I've been randomly dipping into some ethics over the past few weeks, in the form of the Hauerwas Reader and O'Donovans New College lectures.
I have some thoughts on their perception of time. Just a vibe, and not particularly thought through, but hey, thats what blogs are for.
O'Donovan seems to portray ethics as acting into a very proximate future, that is, all action is taken up in the moment attached to the present. That is the only future we have available to us. The reality that conditions that action and gives it meaning for christians can lie a long way in the past (ie the resurrection of Jesus).
Hauerwas seems to go the other way. The reality that conditions the meaning of our action is a proximate past, in the form of the traditions and practices given to us by our community. The action christians take is into a distant, eschatological future (even if we describe this future as breaking in now, it is still distant in its hiddeness).

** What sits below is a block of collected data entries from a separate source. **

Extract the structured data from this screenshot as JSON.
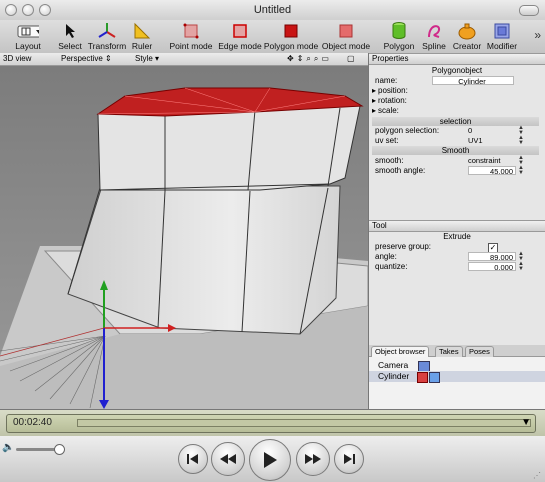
{
  "window": {
    "title": "Untitled"
  },
  "toolbar": {
    "layout": "Layout",
    "select": "Select",
    "transform": "Transform",
    "ruler": "Ruler",
    "point_mode": "Point mode",
    "edge_mode": "Edge mode",
    "polygon_mode": "Polygon mode",
    "object_mode": "Object mode",
    "polygon": "Polygon",
    "spline": "Spline",
    "creator": "Creator",
    "modifier": "Modifier",
    "overflow": "»"
  },
  "viewport": {
    "label": "3D view",
    "camera": "Perspective",
    "style": "Style"
  },
  "properties": {
    "header": "Properties",
    "title": "Polygonobject",
    "name_label": "name:",
    "name_value": "Cylinder",
    "position_label": "position:",
    "rotation_label": "rotation:",
    "scale_label": "scale:",
    "selection_header": "selection",
    "poly_sel_label": "polygon selection:",
    "poly_sel_value": "0",
    "uvset_label": "uv set:",
    "uvset_value": "UV1",
    "smooth_header": "Smooth",
    "smooth_label": "smooth:",
    "smooth_value": "constraint",
    "angle_label": "smooth angle:",
    "angle_value": "45.000"
  },
  "tool": {
    "header": "Tool",
    "title": "Extrude",
    "preserve_label": "preserve group:",
    "preserve_checked": true,
    "angle_label": "angle:",
    "angle_value": "89.000",
    "quantize_label": "quantize:",
    "quantize_value": "0.000"
  },
  "browser": {
    "tabs": [
      "Object browser",
      "Takes",
      "Poses"
    ],
    "objects": [
      "Camera",
      "Cylinder"
    ]
  },
  "timeline": {
    "time": "00:02:40"
  }
}
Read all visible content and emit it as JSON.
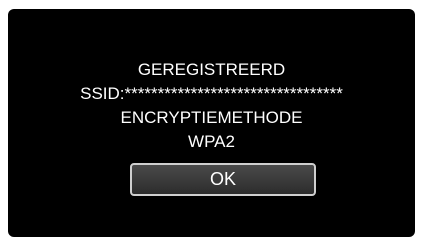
{
  "dialog": {
    "status_title": "GEREGISTREERD",
    "ssid_line": "SSID:*********************************",
    "encryption_label": "ENCRYPTIEMETHODE",
    "encryption_value": "WPA2",
    "ok_label": "OK"
  }
}
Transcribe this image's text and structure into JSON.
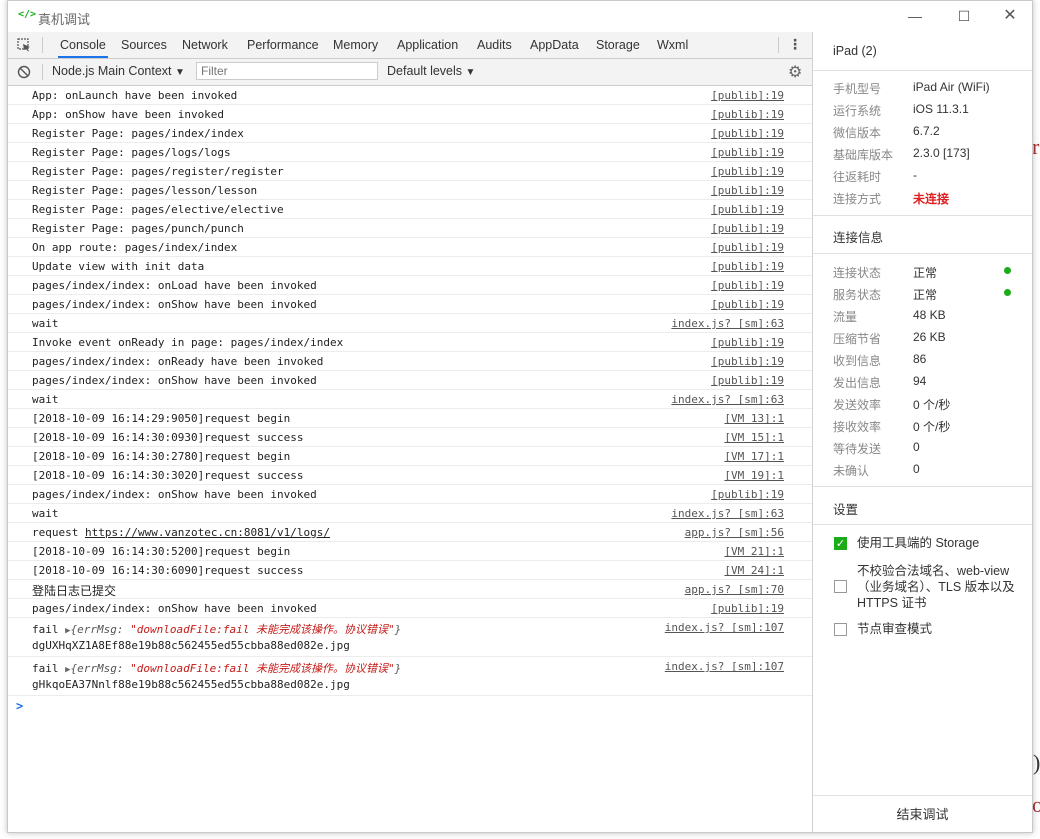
{
  "window": {
    "title": "真机调试",
    "title_icon": "</>"
  },
  "devtools": {
    "tabs": [
      "Console",
      "Sources",
      "Network",
      "Performance",
      "Memory",
      "Application",
      "Audits",
      "AppData",
      "Storage",
      "Wxml"
    ],
    "context": "Node.js Main Context",
    "filter_placeholder": "Filter",
    "levels": "Default levels"
  },
  "console_rows": [
    {
      "msg": "App: onLaunch have been invoked",
      "src": "[publib]:19"
    },
    {
      "msg": "App: onShow have been invoked",
      "src": "[publib]:19"
    },
    {
      "msg": "Register Page: pages/index/index",
      "src": "[publib]:19"
    },
    {
      "msg": "Register Page: pages/logs/logs",
      "src": "[publib]:19"
    },
    {
      "msg": "Register Page: pages/register/register",
      "src": "[publib]:19"
    },
    {
      "msg": "Register Page: pages/lesson/lesson",
      "src": "[publib]:19"
    },
    {
      "msg": "Register Page: pages/elective/elective",
      "src": "[publib]:19"
    },
    {
      "msg": "Register Page: pages/punch/punch",
      "src": "[publib]:19"
    },
    {
      "msg": "On app route: pages/index/index",
      "src": "[publib]:19"
    },
    {
      "msg": "Update view with init data",
      "src": "[publib]:19"
    },
    {
      "msg": "pages/index/index: onLoad have been invoked",
      "src": "[publib]:19"
    },
    {
      "msg": "pages/index/index: onShow have been invoked",
      "src": "[publib]:19"
    },
    {
      "msg": "wait",
      "src": "index.js? [sm]:63"
    },
    {
      "msg": "Invoke event onReady in page: pages/index/index",
      "src": "[publib]:19"
    },
    {
      "msg": "pages/index/index: onReady have been invoked",
      "src": "[publib]:19"
    },
    {
      "msg": "pages/index/index: onShow have been invoked",
      "src": "[publib]:19"
    },
    {
      "msg": "wait",
      "src": "index.js? [sm]:63"
    },
    {
      "msg": "[2018-10-09 16:14:29:9050]request begin",
      "src": "[VM 13]:1"
    },
    {
      "msg": "[2018-10-09 16:14:30:0930]request success",
      "src": "[VM 15]:1"
    },
    {
      "msg": "[2018-10-09 16:14:30:2780]request begin",
      "src": "[VM 17]:1"
    },
    {
      "msg": "[2018-10-09 16:14:30:3020]request success",
      "src": "[VM 19]:1"
    },
    {
      "msg": "pages/index/index: onShow have been invoked",
      "src": "[publib]:19"
    },
    {
      "msg": "wait",
      "src": "index.js? [sm]:63"
    }
  ],
  "request_row": {
    "prefix": "request ",
    "url": "https://www.vanzotec.cn:8081/v1/logs/",
    "src": "app.js? [sm]:56"
  },
  "console_rows2": [
    {
      "msg": "[2018-10-09 16:14:30:5200]request begin",
      "src": "[VM 21]:1"
    },
    {
      "msg": "[2018-10-09 16:14:30:6090]request success",
      "src": "[VM 24]:1"
    }
  ],
  "log_submitted_row": {
    "msg": "登陆日志已提交",
    "src": "app.js? [sm]:70"
  },
  "onshow_row": {
    "msg": "pages/index/index: onShow have been invoked",
    "src": "[publib]:19"
  },
  "fail_rows": [
    {
      "prefix": "fail ",
      "key": "{errMsg: ",
      "value": "\"downloadFile:fail 未能完成该操作。协议错误\"",
      "close": "}",
      "line2": "dgUXHqXZ1A8Ef88e19b88c562455ed55cbba88ed082e.jpg",
      "src": "index.js? [sm]:107"
    },
    {
      "prefix": "fail ",
      "key": "{errMsg: ",
      "value": "\"downloadFile:fail 未能完成该操作。协议错误\"",
      "close": "}",
      "line2": "gHkqoEA37Nnlf88e19b88c562455ed55cbba88ed082e.jpg",
      "src": "index.js? [sm]:107"
    }
  ],
  "prompt": ">",
  "sidebar": {
    "device_title": "iPad (2)",
    "device_info": [
      {
        "k": "手机型号",
        "v": "iPad Air (WiFi)"
      },
      {
        "k": "运行系统",
        "v": "iOS 11.3.1"
      },
      {
        "k": "微信版本",
        "v": "6.7.2"
      },
      {
        "k": "基础库版本",
        "v": "2.3.0 [173]"
      },
      {
        "k": "往返耗时",
        "v": "-"
      },
      {
        "k": "连接方式",
        "v": "未连接"
      }
    ],
    "conn_title": "连接信息",
    "conn_info": [
      {
        "k": "连接状态",
        "v": "正常"
      },
      {
        "k": "服务状态",
        "v": "正常"
      },
      {
        "k": "流量",
        "v": "48 KB"
      },
      {
        "k": "压缩节省",
        "v": "26 KB"
      },
      {
        "k": "收到信息",
        "v": "86"
      },
      {
        "k": "发出信息",
        "v": "94"
      },
      {
        "k": "发送效率",
        "v": "0 个/秒"
      },
      {
        "k": "接收效率",
        "v": "0 个/秒"
      },
      {
        "k": "等待发送",
        "v": "0"
      },
      {
        "k": "未确认",
        "v": "0"
      }
    ],
    "settings_title": "设置",
    "settings": [
      {
        "label": "使用工具端的 Storage",
        "checked": true
      },
      {
        "label": "不校验合法域名、web-view（业务域名）、TLS 版本以及 HTTPS 证书",
        "checked": false
      },
      {
        "label": "节点审查模式",
        "checked": false
      }
    ],
    "end_button": "结束调试"
  },
  "background": {
    "c1": "r",
    "c2": ")",
    "c3": "o"
  },
  "colors": {
    "accent": "#1a73e8",
    "status_ok": "#1aad19",
    "error": "#c41a16",
    "warn_red": "#e02020"
  }
}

Would those who know far better care to correect my muddled thoughts?
Between the testaments
6 days ago
2 comments:
this is interesting. I need to read more so I can chat about it with you.
Interesting. I've had a similar thought about O'D (at least insofar as the proximate future seems more important (or at least important in a different way) than the eschatological future), though hadn't thought of reversing this to obtain Hauerwas's position. As a rough guide, it is helpful. (Of course Hauerwas will still want to say something about the proximate future and Christic-past and O'D has a place for tradition and eschatology).